È la legge di «Beautiful», il suo bello. Così, anche chi non segue le vicende per anni può venire a capo di trame e sottotrame in ogni momento. Quanto a lui, l’eterno fidanzato? Ammettiamolo, vince sempre. S’era capito oltre 30 anni fa, quando iniziò a chiamare «Logan», cioè per cognome, la donna intraprendente e seduttrice impenitente che gli avrebbe rapito il cuore all’infinito e oltre. Anche lui a onor del vero è un collezionista di mogli: tra quella scomparsa dopo lunga malattia, quella morta e risorta tra amnesie, incidenti stradali e tentati omicidi, quella che si chiamava come la prima consorte ed era sua nipote acquisita, il catalogo è vasto. Eppure il nostro Ridge (che è comunque un Forrester, malgrado il suo periodo Marone) resta sempre il cocco di mammà. Su questo undicesimo matrimonio, infatti, incombe lo spirito della compianta matrona Stephanie, che vigila sulla cerimonia dall’alto di un dipinto. E che persino dall’aldilà potrebbe opporsi all’unione tra il figlio e la «solita» nuora.

Parla l’avvocato Cesare Rimini: «Ne ho viste tante, ma così mai!»

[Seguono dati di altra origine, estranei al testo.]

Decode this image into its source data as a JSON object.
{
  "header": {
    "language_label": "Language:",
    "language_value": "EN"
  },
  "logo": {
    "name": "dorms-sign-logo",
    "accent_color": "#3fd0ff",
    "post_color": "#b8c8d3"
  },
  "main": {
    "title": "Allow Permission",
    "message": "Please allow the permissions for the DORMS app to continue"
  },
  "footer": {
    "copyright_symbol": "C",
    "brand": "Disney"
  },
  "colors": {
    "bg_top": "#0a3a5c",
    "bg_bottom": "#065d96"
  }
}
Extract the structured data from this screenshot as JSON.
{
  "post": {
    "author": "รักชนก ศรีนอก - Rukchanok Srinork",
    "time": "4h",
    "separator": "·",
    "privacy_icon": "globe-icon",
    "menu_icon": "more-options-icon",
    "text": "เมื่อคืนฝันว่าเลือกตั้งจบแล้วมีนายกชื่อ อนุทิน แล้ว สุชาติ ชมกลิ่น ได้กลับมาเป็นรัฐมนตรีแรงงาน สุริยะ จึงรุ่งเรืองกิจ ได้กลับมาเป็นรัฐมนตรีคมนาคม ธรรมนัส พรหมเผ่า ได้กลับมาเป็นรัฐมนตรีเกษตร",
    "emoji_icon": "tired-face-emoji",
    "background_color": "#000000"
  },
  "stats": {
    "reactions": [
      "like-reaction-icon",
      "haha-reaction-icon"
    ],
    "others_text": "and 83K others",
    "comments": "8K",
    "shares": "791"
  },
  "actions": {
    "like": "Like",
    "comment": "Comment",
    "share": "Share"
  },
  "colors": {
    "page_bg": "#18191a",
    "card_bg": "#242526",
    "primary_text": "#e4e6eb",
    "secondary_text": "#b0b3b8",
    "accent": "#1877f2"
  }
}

Nella mia lunga esperienza ho visto proprio di tutto, ma di questi «minuetti» alla «Beautiful», per la verità, mai. Sì, ho visto coniugi separati riconciliarsi riprendendo a vivere insieme senza bisogno di accordi scritti. E ho visto anche coniugi che si sono riconciliati con un atto notarile. Quel che è certo è che con la riconciliazione tutte le pattuizioni relative al mantenimento cadono nel nulla, mentre invece gli accordi relativi a trasferimenti immobiliari restano validi. Se dovesse succedere, dopo il divorzio, di risposarsi con la stessa persona, varrebbero le stesse regole. Mi si chiede spesso anche degli accordi prematrimoniali. Ebbene, esistono negli Stati Uniti e in molti altri Paesi, ma in Italia non si possono ancora fare: semmai, visto che adesso per legge si può divorziare dopo sei mesi, a volte al momento della separazione i coniugi decidono che rispetteranno gli stessi patti in caso di divorzio. Da avvocato, però, consiglierei scherzosamente a Brooke e Ridge: «Patti chiari, matrimonio lungo. Siete arrivati alle nozze numero 11? Se volete che duri, smettetela di litigare. Oppure, divorziate definitivamente!».